The plaintiff then offered to prove, by the same witness, what was said by Tredwell and Parkman in these conversations before the sale, but on the same day, for the purpose of showing that Parkman bought the slave for Tredwell; but the court refused to permit the examination or let in the evidence, and the plaintiff excepted. This is now assigned as error.
G. W. Gayle, for the plaintiff in error,
insisted that the evidence was competent as leading to an explanation of the act of pnrehase. [24 Pick. 242.]
Edwards, contra,
argued that the offer was too indefinite for the court to act upon; it shou'd hive been shown what the declarations were, as otherwise the court will presume no injury was done. [1 Ala. Rep. N. S. 583; 1 S. & P. 81; 2 Porter, 32; 7 Cranch, 262, 270; 1 Leigh, 218; 3 Cowen & Hill’s notes, 790']

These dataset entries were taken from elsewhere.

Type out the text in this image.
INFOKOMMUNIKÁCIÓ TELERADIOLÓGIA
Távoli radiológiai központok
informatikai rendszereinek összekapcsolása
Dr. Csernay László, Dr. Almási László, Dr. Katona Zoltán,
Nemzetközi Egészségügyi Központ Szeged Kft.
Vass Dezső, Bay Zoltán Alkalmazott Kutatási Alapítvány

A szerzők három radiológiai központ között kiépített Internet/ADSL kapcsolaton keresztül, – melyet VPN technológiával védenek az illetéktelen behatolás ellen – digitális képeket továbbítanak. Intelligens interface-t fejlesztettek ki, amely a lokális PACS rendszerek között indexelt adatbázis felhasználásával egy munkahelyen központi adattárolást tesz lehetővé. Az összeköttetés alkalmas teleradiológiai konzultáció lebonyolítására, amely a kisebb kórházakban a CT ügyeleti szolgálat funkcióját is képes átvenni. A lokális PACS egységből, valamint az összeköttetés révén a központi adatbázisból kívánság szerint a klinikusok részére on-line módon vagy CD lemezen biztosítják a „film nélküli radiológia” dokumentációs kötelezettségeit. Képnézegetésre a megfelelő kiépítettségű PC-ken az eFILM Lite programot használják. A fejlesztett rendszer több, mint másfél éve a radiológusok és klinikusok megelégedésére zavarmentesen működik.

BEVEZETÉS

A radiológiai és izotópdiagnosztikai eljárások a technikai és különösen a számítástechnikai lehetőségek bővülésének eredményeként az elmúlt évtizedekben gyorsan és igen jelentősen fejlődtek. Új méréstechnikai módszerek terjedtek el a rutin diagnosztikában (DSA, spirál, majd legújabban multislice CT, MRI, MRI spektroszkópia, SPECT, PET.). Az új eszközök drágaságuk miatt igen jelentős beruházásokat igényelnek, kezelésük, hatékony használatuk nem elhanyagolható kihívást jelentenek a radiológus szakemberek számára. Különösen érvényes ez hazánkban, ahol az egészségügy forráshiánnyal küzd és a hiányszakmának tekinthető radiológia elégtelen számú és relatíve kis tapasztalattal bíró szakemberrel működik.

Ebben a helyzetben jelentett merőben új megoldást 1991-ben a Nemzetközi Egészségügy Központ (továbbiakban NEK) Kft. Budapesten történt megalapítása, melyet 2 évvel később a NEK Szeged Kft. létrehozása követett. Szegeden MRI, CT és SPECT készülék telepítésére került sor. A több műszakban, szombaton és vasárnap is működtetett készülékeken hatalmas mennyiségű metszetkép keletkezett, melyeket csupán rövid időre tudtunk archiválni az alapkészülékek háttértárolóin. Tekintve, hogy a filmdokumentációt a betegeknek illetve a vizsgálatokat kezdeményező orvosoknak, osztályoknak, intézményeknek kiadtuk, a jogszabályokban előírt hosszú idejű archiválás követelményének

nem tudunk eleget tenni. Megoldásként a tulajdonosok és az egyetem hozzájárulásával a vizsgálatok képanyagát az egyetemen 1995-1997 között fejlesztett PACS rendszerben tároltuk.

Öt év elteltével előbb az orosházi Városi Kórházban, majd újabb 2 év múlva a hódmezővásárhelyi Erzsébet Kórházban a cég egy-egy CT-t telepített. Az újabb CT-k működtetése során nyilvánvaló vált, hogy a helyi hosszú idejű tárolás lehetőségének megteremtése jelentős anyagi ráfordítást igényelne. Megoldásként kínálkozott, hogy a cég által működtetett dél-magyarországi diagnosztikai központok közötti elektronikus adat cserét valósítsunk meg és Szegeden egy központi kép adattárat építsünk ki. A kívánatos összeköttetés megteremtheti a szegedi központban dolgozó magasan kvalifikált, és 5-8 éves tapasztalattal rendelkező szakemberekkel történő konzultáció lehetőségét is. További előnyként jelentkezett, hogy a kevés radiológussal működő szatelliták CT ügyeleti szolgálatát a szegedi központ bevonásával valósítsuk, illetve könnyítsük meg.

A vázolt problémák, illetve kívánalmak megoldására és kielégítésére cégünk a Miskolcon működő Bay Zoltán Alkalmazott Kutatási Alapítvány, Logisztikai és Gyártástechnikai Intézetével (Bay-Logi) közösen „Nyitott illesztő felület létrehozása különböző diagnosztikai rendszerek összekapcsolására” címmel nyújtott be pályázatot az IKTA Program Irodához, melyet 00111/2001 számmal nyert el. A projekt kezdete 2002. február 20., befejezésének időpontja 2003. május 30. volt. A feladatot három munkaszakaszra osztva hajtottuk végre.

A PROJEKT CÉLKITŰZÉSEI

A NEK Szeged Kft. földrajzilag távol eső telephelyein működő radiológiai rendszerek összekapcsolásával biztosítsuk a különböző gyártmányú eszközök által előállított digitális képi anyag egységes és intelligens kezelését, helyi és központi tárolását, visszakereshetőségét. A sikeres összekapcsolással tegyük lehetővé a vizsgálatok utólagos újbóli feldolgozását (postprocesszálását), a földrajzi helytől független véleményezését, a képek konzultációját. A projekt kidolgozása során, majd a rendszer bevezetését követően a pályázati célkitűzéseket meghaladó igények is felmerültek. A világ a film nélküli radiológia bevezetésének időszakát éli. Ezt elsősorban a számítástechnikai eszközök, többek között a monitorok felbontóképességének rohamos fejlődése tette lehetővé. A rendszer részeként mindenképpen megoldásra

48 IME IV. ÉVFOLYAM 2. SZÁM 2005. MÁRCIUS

[MAJORITY — GOLDTHWAITE, J.]
GOLDTHWAITE, J.
The rejected evidence was offered for the purpose of showing that Parkman bought the slave for Tredwell. It was requisite for the plaintiff to show further, that the effect of the purchase was to vest the title in him so as to be the subject of sale under this execution; but this could not be done until after it was ascertained that the purchase was made in the manner offered to be shown. It seems to us that the conversations had between Parkman and Tredwell previous to the sale, were competent evidence to ascertain the intention and object of the purchase by the former; and in this view, the evidence should have been admitted. Whether it would have been sufficient for the purpose, after the declarations were before the jury, is a matter which could not be known when they were rejected. It is not seriously mooted by the counsel for the defendant in error, that such evidence was competent; but the objection now urged against it is, that the court should, at the time, have been informed what the declarations were which the plaintiff proposed to give evidence of. It is possible that the party may not have known the precise extent of the evidence which he expected to derive from the witness; but he certainly had a right to ask what was said respecting the contemplated sale, and whether Parkman admitted that he had received funds from Tredwell for the purpose of purchasing the slave. We only state this as illustrative to show that the party has the right to examine the witness, although he may not be able to state what the witness will answer. He offers a witness with the object in view of obtaining evidence of a particular kind; and this is all that is necessary to be stated previous to the examination.
We think there was error in rejecting the evidence offered; and for that, the judgment is reversed, and the cause remanded.